TJMT suspende embargo ambiental por inércia | Diovane Franco
Jurisprudência Ambiental

TJMT mantém suspensão de embargo ambiental por inércia da administração

03/04/2026 TJMT Agravo de Instrumento Processo: 10025644420268110000

Terceira Câmara de Direito Público e Coletivo

Fato

Proprietário rural teve obras embargadas por desmatamento de 0,1066 hectares sem autorização. Após obter licenças ambientais supervenientes (DLA e LAC) e ante a inércia da administração em apreciar pedido de desembargo, requereu tutela de urgência para retomar as atividades.

Questão jurídica

Definir se a inércia da administração pública, aliada ao descumprimento de ordem judicial e à superveniência de licenciamento ambiental, autoriza a suspensão judicial de embargo ambiental. Analisar se há indevida interferência do Judiciário no mérito administrativo.

Resultado

O TJMT negou provimento ao agravo do Estado, mantendo a tutela que suspendeu o embargo. Entendeu que as licenças supervenientes e a inércia administrativa evidenciam plausibilidade do direito, sem risco ambiental relevante, permitindo retomada das obras nos limites das licenças.

Contexto do julgamento

O presente caso teve origem em um embargo ambiental aplicado ao proprietário rural Zaid Ahmad Haidar Arbid, da Fazenda Campo Azul, por ter realizado desmatamento em corte raso de 0,1066 hectares de vegetação nativa sem a devida autorização do órgão competente. A autuação resultou na lavratura do termo de embargo nº 1006001125, impedindo a continuidade das obras de revitalização de estrada interna, ponte e pontilhão na propriedade rural.

Após o embargo, o proprietário rural obteve as licenças ambientais necessárias – Declaração de Limpeza de Área (DLA) nº 948/2025 e Licença por Adesão e Compromisso (LAC) nº 1914/2025 – e solicitou administrativamente o desembargo das atividades. Contudo, diante da inércia da administração pública estadual em apreciar o pedido no prazo legal e do descumprimento de ordem judicial anterior, o interessado ajuizou ação anulatória de procedimento administrativo ambiental, pleiteando tutela de urgência para suspender os efeitos do embargo. O Estado de Mato Grosso recorreu da decisão de primeiro grau que deferiu parcialmente a tutela, argumentando que o Judiciário não poderia interferir no mérito administrativo da fiscalização ambiental.

Fundamentos da decisão

O Tribunal de Justiça de Mato Grosso fundamentou sua decisão no princípio da proporcionalidade e na alteração superveniente do contexto fático-jurídico. A Terceira Câmara entendeu que a conjunção de fatores – inércia administrativa, descumprimento de ordem judicial e superveniência de licenciamento ambiental regular – evidenciou a plausibilidade do direito alegado pelo proprietário rural. Os desembargadores destacaram que as licenças ambientais constituem elemento relevante para aferição da proporcionalidade da manutenção do embargo ambiental, indicando possível regularidade material da atividade.

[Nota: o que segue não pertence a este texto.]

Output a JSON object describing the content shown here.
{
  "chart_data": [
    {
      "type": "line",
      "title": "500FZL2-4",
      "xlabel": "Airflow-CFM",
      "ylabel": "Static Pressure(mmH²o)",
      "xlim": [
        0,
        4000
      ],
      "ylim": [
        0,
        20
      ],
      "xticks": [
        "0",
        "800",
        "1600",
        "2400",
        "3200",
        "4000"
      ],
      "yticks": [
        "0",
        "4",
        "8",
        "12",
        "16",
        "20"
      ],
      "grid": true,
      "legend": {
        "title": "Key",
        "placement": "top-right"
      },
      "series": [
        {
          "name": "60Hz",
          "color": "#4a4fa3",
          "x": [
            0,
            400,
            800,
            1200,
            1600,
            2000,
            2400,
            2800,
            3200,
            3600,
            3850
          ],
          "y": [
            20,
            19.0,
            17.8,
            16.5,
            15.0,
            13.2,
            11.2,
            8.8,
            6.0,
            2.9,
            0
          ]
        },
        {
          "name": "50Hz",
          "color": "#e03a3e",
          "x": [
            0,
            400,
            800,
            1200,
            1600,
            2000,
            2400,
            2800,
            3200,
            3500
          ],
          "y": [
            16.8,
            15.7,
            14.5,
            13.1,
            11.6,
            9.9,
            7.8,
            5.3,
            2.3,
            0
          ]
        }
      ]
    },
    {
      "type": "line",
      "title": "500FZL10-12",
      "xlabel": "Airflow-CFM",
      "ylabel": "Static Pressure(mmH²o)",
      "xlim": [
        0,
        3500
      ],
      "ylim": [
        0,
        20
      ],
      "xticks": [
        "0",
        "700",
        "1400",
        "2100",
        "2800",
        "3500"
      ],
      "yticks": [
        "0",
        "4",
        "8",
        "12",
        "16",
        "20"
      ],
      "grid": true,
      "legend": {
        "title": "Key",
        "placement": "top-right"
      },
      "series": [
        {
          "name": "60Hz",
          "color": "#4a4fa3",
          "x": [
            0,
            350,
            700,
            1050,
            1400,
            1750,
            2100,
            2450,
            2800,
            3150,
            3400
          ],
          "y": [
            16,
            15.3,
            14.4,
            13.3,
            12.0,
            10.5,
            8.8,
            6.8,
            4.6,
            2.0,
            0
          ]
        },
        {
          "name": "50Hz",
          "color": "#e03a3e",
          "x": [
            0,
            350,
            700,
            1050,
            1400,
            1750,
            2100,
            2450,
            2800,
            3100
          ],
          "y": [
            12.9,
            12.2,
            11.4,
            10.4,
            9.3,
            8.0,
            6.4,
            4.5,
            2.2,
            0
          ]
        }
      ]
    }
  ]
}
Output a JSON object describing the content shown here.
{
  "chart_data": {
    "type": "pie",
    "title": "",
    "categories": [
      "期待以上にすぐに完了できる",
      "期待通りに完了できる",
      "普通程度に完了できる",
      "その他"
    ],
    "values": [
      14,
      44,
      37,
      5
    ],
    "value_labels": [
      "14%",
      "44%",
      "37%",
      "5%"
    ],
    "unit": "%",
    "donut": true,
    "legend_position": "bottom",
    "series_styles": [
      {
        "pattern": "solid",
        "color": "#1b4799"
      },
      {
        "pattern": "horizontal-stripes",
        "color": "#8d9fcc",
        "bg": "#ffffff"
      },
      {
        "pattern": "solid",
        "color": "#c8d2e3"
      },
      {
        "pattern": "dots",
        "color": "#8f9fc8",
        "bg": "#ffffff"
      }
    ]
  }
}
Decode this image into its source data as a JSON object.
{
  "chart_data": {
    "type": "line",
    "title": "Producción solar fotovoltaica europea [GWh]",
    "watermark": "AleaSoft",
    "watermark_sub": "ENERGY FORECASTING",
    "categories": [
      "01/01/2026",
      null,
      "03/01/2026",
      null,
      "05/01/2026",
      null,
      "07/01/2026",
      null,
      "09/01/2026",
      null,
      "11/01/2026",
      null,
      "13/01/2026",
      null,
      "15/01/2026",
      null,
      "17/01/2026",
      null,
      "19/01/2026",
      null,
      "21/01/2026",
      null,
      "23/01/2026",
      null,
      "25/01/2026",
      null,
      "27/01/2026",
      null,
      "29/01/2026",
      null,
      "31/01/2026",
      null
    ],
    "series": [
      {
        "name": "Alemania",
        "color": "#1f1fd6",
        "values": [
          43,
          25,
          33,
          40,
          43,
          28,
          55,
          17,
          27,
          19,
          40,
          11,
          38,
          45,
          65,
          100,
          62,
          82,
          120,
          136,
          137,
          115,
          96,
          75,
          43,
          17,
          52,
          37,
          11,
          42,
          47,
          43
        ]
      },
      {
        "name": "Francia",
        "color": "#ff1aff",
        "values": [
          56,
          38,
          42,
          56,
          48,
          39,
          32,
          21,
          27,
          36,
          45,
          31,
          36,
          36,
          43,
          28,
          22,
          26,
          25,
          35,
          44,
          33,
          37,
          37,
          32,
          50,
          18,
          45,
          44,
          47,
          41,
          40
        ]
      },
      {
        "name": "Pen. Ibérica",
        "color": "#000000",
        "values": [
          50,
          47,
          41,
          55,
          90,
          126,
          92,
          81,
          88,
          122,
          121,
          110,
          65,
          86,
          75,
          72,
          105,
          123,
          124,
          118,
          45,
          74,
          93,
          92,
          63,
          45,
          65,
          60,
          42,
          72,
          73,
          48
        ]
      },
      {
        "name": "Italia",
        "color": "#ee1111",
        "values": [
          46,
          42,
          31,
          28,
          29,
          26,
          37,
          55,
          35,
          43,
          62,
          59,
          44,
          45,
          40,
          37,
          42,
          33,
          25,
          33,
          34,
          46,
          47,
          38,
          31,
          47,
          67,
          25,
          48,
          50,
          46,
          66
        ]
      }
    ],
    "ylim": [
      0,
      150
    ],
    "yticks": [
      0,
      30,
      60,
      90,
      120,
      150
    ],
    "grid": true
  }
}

A decisão aplicou os artigos 300, 995, parágrafo único, e 1.019, inciso I do Código de Processo Civil, bem como os artigos 3º, inciso X, alínea “a”, e 8º da Lei nº 12.651/2012 (Código Florestal), além do artigo 17 do Decreto Estadual nº 1.436/2022. O tribunal rejeitou o argumento estadual de que haveria indevida interferência judicial no mérito administrativo, esclarecendo que a análise se limitou aos aspectos de legalidade e proporcionalidade, considerando especialmente a ausência de risco ambiental relevante demonstrado nos autos e a existência de parecer técnico favorável à retomada das atividades.

Teses firmadas

O julgamento estabeleceu duas teses jurídicas relevantes para casos similares. A primeira determina que “a inércia da Administração Pública, quando associada ao descumprimento de ordem judicial, à existência de licenciamento ambiental e de suporte técnico favorável, pode evidenciar a probabilidade do direito para fins de tutela de urgência”. Esta tese reconhece que a omissão administrativa não pode perpetuar embaraços injustificados quando há elementos técnicos que indicam a possibilidade de regularização da atividade.

A segunda tese estabelece que “a suspensão de embargo ambiental, em juízo de cognição sumária, exige a demonstração de indícios de regularidade da atividade e a ausência de risco ambiental relevante, à luz do princípio da proporcionalidade”. Esta orientação cria parâmetros objetivos para análise judicial de pedidos similares, equilibrando a proteção ambiental com os direitos dos administrados, exigindo tanto elementos técnicos de regularidade quanto a comprovação de que não há danos ambientais significativos em curso.